Passados cinco ou seis minutos a estudar com afectado interesse o papelito, tomam apressadamente o caminho das escadas de volta à saída, sem sequer me olharem – talvez responsabilizando-me pelo preço alto dos tratamentos ou pelo valor baixo dos seus ordenados.
Enquanto me entretenho a pensar nisto, vejo subirem as escadas uma trindade de luso-estrangeiros, talvez luso-canadianos, talvez luso-americanos; certo, certo, é que falam um inglês manhoso, apresentam um bronzeado recente e homogéneo, trajam coisas justas e coloridas e trazem os cabelos empastados de gel. Aposto comigo que é "wet look" – se bem que, se fosse eu a escolher-lhe o nome, proporia "fucking false wet look". Mas ainda não os dividi por género: dois homens e uma mulher. Nem por faixa etária: um nos 35-45 e os outros dois, um e uma, nos 15-25. E, mais importante, ainda não disse por que falo neles: já familiarizados com o espaço e com o já falado sr. João, são imediatamente encaminhados para o “senhor doutor”, um idoso com ar cómico, com um arqueado de costas e um pescoço a lembrarem uma tartaruga velha, o pescoço com duas pregas de pele esticadas no enfiamento das artérias, acentuadas pela gola da carapaça, que, dizia eu, já os aguarda sorridente, sorriso de 30 euros livres de impostos: “Hello!”, atira-lhes, com sotaque de Zezé Camarinha. Dirigindo-se à jovem, que, por aí adivinho, é quem vai ser consultada, continua: “Do you like here the Termas of Monfortinho?”. “It´s alright, yea”, responde-lhe ela com um jeito do pescoço, “Ah, ah, ah”, força o "Tartaruga Genial".

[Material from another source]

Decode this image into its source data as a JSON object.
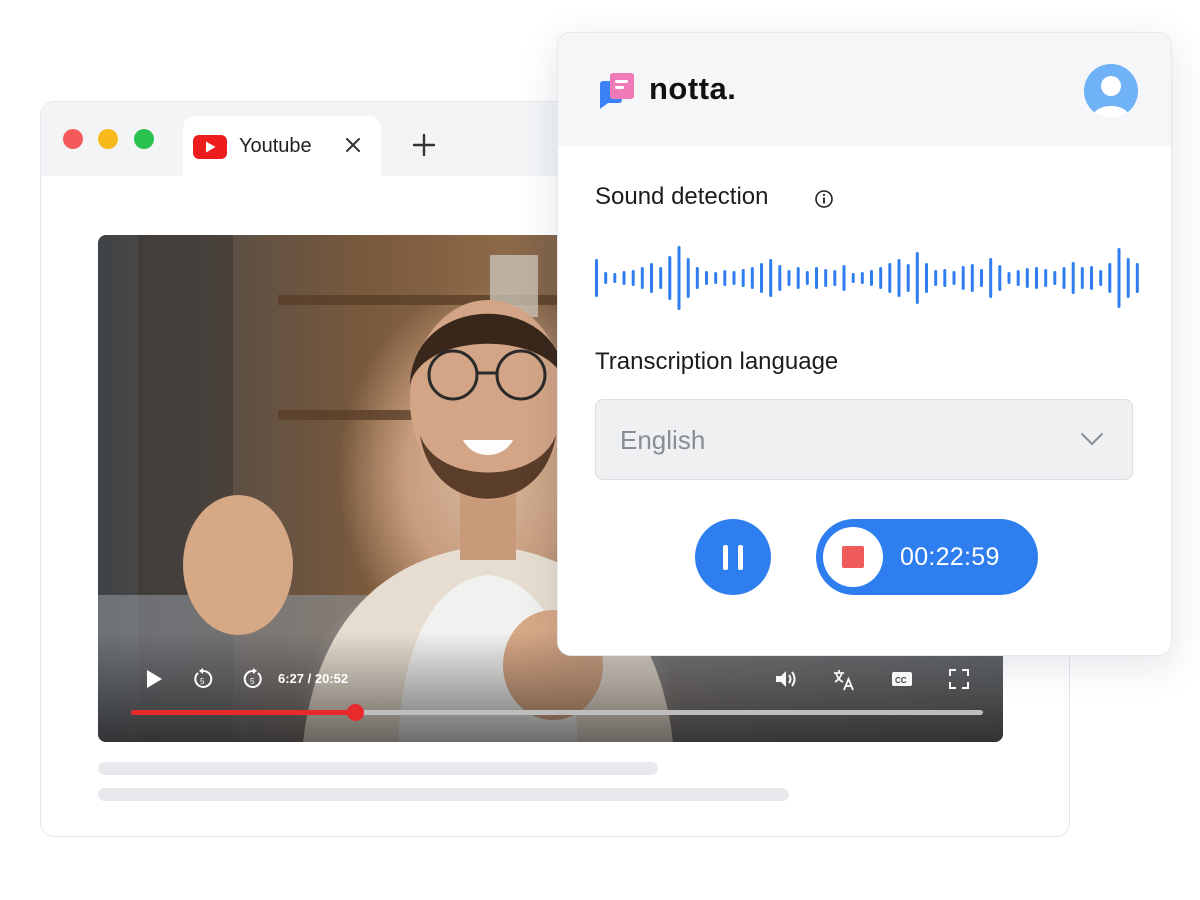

(nota: a gargalhada forçada também levou um toquezinho de very british)
Putta cream, pá”, comentei com os meus botões – por sinal, uns belos botões cor de pérola, nas suas casinhas perfeitinhas de camisa de linho fina e fresca, daquelas que, a serem adquiridas, só o podem ser em saldos, mas saldos à séria, de 75% ou mais, e que nós gostamos de usar com exagerada frequência, só para mostrar, só para nos pavonearmos, mesmo que não esteja bem engomada ou lavada e mesmo que a tenhamos herdado dalgum ricaço em processo de remodelação de guarda-roupa – como é, por mera coincidência, o caso.
Já a manhã vai a meio e, como se vê, o trabalho está à pinha. É uma loucura, uma canseira, um stress, uma coisa por demais, de fazer inveja a uma londres ou a uma paris, de fazer corar uma lisboa ou uma roma, de fazer bocejar um alentejano, de fazer formigueiro a uma perna, de fazer desesperar um monge ou um funcionário público, de fazer trabalhar um deputado. De fazer, enfim, um gajo rabiscar uma parvoíce deste calibre.